Epoxy Floor Coating Kits
A typical epoxy coating kit contains two containers— the first contains the resin (paint), and the other contains the hardener. You may also have decorative chips or flakes, a measuring stick, an etching solution, and a top coat. You can buy your kit either online or in stores.
Preparation Before Applying Epoxy To Your Garage Floor.
Thoroughly clean the floor of grease, oil, solid residue, and previous coatings, as these substances can affect the effectiveness of the epoxy coating
Measure the square footage of the area to be coated and determine how much mixture you will need to finish the job
Plan to carry out this project in a season with moderate temperature and humidity
Before applying the epoxy, allow the floor to dry thoroughly
Tools You’ll Need
Epoxy floor coating kit
Wet/dry vacuum cleaner
Brush with a stiff handle
Long-sleeved pants and shirt
Protective masks or respirators
3-inch paint brush
9-inch paint roller with 1/2-inch roller cover
Extension handle for paint roller
5-gallon mixing bucket or larger
Paddle mixer for drill
Cordless or corded drill press
Paint stirring sticks
Acetone or MEK for cleaning
Rubber or foam scraper
Enough rags or towels
Degreaser for concrete
Low-adhesion painter's tape
Depending on which kit you purchased, you may also find some of the above materials in the packaging.

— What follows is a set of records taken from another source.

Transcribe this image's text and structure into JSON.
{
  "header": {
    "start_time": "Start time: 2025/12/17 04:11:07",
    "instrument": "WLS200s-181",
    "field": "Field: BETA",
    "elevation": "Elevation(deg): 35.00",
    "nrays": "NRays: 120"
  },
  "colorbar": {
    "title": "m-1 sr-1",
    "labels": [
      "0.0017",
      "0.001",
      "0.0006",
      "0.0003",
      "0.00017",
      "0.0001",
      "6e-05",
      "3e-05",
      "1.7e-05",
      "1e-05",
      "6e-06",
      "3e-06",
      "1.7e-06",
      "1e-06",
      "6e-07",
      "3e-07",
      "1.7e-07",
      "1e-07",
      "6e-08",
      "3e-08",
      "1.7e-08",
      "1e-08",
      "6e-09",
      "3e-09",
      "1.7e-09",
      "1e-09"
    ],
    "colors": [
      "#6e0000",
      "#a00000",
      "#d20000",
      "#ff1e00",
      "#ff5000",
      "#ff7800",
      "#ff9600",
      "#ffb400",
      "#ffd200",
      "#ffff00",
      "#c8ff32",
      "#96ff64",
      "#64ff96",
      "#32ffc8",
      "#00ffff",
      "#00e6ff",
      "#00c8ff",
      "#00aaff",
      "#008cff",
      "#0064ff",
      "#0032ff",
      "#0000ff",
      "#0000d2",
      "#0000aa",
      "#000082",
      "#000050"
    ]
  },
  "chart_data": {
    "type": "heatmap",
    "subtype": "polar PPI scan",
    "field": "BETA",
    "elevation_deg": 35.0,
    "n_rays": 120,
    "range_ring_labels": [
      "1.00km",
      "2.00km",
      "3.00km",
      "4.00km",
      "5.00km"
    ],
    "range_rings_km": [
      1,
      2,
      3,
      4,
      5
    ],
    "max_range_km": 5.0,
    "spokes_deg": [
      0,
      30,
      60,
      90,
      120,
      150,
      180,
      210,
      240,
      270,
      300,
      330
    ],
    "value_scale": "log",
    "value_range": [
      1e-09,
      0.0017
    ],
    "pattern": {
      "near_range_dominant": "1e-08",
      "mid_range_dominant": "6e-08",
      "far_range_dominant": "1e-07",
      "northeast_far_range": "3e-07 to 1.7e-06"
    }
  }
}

Step #1: Prepare and wash the garage floor
Using a painter's tape, mark the height on the wall to which you want to apply the epoxy
Clean and degrease the floor with a broom, degreaser, and a garden hose
If you have previously painted your floor, rub off the paint to remove the shine and sweep out the dust
Then, use an all-purpose cleaner to clean the surface with a bristle broom. After rinsing thoroughly, allow the floor to air dry for at least four hours
Step #2: Mix and apply the etching solution
Wear safety clothing and follow the manufacturer's instructions
Mix the etching solution included in the epoxy coating kit with water in a plastic can
Pour the solution onto the floor and work with a stiff brush or broom
Thoroughly rinse the whole floor with a garden hose
Allow the concrete to dry completely, which may take several days
Step #3: Mix the epoxy
Open the cans of epoxy paint and epoxy hardener
Stir the paint first and then slowly pour in the hardener
Stir both components thoroughly for a few minutes until they are completely mixed
Then, lightly cover the can and set it aside from the sun for the amount of time specified by the manufacturer
To cure properly, epoxy resins must be mixed at the correct ratio and speed
Step #4: Apply the epoxy
Once the epoxy mixture is ready, apply it within 2 hours or less for it to cure properly
Apply the epoxy primer with a nap roller, working your way from the back corner of the room toward the door
Do not let the roller get too dry in the process. Use an extension of the roller to make the process easier
If you are using decorative paint color chips, take some chips and apply them by hand to each section after you have applied the epoxy
If you need to apply a second coat, wait at least 12 hours before applying it
Always keep the garage well-ventilated while you work
If you plan to coat a large area, keep extra rollers and brushes on hand, as the epoxy coating on the rollers and brushes will stiffen as it cures and will be challenging to move.
Step #5: Allow the garage floor to dry.
Wait 24 hours before walking on the floor and about 72 hours before parking a vehicle. It may take longer in damp or cold weather
Epoxy floor coatings work best on a concrete floor that is in good condition and has no severe cracking, chipping, or spalling. Older surfaces can be coated if properly repaired as necessary.
Ensure to familiarize yourself with your product's specific steps and cure times, as this will help you create a reasonable schedule for your garage floor coating project.